I had a chance to hear an update of Appian Anywhere, Appian‘s SaaS BPM offering, while at the Gartner BPM conference this week. I’m very interested in BPM and Enterprise 2.0, and SaaS BPM fits nicely into that intersection.

Although they originally planned for GA in Q307, it looks like Q108 before they’re going to be available to their planned SMB target audience with payments by credit card and other functionality that you’d expect for a SaaS offering. The reason appears to be that they’ve had so much interest from large corporate customers that they’re offering a large-client configuration first to a small number of select customers, so have diverted resources from the SMB functionality to focus on the big fish first. It seems to me that that would tend to cannibalize their on-premise business, although I’m sure that there are large organizations who will use this as a way to try before they buy.

They’re really trying to create an ecosystem for partners to develop applications on their platform.
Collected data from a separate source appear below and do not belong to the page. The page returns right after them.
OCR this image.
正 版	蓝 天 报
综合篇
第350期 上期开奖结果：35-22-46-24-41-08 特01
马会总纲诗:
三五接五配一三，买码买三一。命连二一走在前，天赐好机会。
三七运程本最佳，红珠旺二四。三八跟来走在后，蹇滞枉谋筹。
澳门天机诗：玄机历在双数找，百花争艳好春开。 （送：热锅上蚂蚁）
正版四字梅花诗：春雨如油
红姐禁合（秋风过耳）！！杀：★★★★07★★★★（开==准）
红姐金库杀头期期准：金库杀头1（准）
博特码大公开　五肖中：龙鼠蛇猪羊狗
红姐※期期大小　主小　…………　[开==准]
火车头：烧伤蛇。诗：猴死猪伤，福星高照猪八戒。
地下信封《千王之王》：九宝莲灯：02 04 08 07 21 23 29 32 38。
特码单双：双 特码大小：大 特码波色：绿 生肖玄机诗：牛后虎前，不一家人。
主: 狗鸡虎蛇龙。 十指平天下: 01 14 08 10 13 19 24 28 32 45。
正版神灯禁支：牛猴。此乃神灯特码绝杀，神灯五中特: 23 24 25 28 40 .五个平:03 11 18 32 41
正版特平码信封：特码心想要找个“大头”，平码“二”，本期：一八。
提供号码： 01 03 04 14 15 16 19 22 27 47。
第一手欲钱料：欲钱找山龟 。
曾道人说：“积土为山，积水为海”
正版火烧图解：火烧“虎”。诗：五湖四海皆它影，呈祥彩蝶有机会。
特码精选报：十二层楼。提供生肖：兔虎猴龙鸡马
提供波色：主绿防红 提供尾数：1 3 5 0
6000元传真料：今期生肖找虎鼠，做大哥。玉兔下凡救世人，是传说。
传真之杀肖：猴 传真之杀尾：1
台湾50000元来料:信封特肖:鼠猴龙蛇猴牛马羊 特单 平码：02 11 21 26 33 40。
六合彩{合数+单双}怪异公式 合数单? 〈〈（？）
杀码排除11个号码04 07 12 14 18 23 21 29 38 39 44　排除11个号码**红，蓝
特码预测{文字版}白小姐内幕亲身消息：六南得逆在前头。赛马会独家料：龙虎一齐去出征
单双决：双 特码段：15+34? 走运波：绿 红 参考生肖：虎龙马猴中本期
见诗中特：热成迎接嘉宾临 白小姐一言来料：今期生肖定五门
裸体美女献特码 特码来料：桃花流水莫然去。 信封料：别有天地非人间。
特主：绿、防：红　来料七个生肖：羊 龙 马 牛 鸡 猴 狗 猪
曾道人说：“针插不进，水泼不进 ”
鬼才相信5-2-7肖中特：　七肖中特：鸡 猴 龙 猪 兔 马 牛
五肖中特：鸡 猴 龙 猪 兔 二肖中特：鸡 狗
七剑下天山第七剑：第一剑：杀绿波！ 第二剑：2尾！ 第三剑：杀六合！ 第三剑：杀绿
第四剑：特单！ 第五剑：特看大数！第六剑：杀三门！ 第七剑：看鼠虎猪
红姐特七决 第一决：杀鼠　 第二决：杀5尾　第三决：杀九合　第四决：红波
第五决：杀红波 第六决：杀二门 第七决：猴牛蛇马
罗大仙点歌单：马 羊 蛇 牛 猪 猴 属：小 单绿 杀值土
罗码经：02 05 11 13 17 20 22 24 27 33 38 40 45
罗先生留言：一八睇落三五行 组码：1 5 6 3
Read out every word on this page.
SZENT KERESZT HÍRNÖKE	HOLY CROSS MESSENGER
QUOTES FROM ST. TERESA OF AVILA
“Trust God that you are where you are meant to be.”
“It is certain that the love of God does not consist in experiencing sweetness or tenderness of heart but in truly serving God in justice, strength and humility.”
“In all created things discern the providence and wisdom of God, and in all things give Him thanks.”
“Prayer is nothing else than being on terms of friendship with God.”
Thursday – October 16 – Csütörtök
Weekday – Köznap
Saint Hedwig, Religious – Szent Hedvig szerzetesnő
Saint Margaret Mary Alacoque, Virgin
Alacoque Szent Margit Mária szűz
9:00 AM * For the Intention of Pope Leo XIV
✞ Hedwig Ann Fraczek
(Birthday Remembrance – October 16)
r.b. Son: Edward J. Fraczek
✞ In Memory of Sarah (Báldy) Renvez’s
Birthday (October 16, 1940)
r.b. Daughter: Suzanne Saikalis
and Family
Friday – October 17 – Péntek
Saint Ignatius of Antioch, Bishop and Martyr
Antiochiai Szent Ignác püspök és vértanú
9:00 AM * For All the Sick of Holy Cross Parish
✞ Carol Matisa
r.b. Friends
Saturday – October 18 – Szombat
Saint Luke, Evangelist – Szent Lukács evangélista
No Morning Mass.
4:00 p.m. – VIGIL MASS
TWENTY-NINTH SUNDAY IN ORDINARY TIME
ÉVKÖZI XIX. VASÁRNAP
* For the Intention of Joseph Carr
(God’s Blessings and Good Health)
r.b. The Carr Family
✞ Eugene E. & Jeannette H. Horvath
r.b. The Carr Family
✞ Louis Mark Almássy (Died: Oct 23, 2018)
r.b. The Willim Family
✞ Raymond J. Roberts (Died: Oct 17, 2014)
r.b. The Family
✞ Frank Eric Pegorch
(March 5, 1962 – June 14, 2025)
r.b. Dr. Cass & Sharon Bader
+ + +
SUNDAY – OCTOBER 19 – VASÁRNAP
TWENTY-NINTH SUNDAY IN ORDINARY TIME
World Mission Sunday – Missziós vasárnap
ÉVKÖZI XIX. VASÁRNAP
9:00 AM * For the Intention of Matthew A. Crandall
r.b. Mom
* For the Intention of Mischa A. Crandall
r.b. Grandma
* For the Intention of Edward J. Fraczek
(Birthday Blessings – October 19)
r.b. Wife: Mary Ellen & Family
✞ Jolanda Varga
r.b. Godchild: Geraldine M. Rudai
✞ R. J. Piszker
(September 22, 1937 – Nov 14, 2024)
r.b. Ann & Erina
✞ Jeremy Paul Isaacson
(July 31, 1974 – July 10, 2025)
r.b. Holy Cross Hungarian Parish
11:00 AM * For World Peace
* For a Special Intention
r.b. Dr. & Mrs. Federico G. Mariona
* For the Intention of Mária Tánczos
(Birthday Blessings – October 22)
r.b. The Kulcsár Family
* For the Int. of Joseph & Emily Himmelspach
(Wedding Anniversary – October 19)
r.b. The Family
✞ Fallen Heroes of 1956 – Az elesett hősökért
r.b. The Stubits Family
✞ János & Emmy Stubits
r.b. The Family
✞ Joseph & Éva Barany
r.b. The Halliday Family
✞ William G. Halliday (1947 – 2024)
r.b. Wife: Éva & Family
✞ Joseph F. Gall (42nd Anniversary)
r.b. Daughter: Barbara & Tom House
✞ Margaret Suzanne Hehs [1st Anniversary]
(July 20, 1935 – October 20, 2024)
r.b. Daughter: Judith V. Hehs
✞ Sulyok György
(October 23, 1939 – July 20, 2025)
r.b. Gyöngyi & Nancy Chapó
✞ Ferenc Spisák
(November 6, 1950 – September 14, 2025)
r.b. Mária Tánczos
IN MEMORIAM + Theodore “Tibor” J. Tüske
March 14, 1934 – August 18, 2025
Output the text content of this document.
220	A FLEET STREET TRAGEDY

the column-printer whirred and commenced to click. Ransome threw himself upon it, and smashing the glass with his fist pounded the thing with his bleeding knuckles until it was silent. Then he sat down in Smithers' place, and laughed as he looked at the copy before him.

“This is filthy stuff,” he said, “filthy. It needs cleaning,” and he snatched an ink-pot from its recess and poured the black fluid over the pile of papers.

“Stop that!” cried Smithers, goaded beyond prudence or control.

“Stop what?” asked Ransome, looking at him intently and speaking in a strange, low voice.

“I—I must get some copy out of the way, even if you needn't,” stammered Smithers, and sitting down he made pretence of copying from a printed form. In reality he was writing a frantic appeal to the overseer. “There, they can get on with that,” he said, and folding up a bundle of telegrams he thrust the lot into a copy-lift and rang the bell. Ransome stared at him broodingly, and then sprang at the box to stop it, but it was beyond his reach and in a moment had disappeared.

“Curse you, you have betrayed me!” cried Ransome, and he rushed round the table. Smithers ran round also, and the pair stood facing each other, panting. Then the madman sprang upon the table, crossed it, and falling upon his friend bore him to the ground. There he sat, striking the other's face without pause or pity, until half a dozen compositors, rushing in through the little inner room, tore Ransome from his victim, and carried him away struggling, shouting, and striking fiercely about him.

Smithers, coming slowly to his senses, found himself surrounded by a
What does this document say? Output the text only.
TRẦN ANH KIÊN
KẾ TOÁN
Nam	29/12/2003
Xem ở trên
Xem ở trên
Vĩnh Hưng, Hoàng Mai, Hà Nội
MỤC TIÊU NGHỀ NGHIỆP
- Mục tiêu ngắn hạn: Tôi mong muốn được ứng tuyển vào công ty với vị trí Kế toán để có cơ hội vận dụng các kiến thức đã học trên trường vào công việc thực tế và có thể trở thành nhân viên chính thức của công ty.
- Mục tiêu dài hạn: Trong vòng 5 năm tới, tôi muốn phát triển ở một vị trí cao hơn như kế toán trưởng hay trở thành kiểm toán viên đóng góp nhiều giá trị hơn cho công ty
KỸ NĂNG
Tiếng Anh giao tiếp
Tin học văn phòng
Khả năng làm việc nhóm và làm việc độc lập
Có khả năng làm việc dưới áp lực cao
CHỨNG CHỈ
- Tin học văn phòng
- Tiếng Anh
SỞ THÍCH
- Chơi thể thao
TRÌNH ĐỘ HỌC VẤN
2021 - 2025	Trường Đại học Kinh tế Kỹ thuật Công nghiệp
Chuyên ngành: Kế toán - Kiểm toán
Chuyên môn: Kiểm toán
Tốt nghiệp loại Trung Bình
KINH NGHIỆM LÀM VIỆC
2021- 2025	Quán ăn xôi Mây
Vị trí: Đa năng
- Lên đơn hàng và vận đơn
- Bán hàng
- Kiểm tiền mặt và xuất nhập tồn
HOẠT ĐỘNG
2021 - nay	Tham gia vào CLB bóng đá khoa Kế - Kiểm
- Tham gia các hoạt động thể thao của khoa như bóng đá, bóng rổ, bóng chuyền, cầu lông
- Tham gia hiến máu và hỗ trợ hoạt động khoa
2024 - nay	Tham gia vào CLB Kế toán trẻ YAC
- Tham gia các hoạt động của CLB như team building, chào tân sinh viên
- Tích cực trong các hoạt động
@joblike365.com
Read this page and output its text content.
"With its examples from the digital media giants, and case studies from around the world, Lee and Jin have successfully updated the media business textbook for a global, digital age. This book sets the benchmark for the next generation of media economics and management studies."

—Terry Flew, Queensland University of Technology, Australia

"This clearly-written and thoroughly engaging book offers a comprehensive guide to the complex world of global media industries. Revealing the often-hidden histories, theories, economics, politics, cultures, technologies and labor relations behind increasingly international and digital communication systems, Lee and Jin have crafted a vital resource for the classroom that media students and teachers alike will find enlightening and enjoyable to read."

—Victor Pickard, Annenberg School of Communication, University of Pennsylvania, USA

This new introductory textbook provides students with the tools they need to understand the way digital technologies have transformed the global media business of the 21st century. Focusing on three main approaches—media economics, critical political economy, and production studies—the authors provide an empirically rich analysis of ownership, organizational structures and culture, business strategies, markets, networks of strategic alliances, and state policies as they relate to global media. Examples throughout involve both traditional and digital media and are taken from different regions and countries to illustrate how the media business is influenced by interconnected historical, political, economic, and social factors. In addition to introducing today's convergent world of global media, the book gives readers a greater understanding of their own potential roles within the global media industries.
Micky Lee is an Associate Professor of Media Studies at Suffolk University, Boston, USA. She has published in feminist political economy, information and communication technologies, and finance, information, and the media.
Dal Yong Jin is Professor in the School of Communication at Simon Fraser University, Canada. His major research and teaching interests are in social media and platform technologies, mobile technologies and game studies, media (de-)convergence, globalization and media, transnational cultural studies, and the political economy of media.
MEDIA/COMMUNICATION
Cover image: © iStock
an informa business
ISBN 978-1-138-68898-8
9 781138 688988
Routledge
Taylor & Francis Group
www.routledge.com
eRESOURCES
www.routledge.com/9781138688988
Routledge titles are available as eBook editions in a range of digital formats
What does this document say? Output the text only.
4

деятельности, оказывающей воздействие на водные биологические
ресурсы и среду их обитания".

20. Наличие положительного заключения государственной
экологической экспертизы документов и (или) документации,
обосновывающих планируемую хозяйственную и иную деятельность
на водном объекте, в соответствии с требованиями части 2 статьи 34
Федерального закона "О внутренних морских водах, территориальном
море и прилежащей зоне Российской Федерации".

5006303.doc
To prime the pump, they’ve created 30+ applications of their own that they’ll offer out for free with the basic subscription; partners are developing other applications that will be offered on a subscription based in the Appian Anywhere marketplace. Encouraging this sort of application development is a web service-like integration capability (I don’t think that it is exactly web services, but similar in nature) to integrate between Appian Anywhere applications and behind-the-firewall applications, which makes it much more useful as a BPM platform, since I can’t think of any customer of mine who wouldn’t have to integrate with one of their on-premise systems at some point.

They’re also creating some video training to minimize the need for professional services to get you up and running on the platform.

There’s still a lot of resistance to SaaS for core business processes, although I think that this could catch on for the non-critical ones as a starting point. However, there’s some pure Enterprise 2.0 vendors such as LongJump who are going to creep into this space — from the other direction and with a very different sort of offering — and pick up some of the market.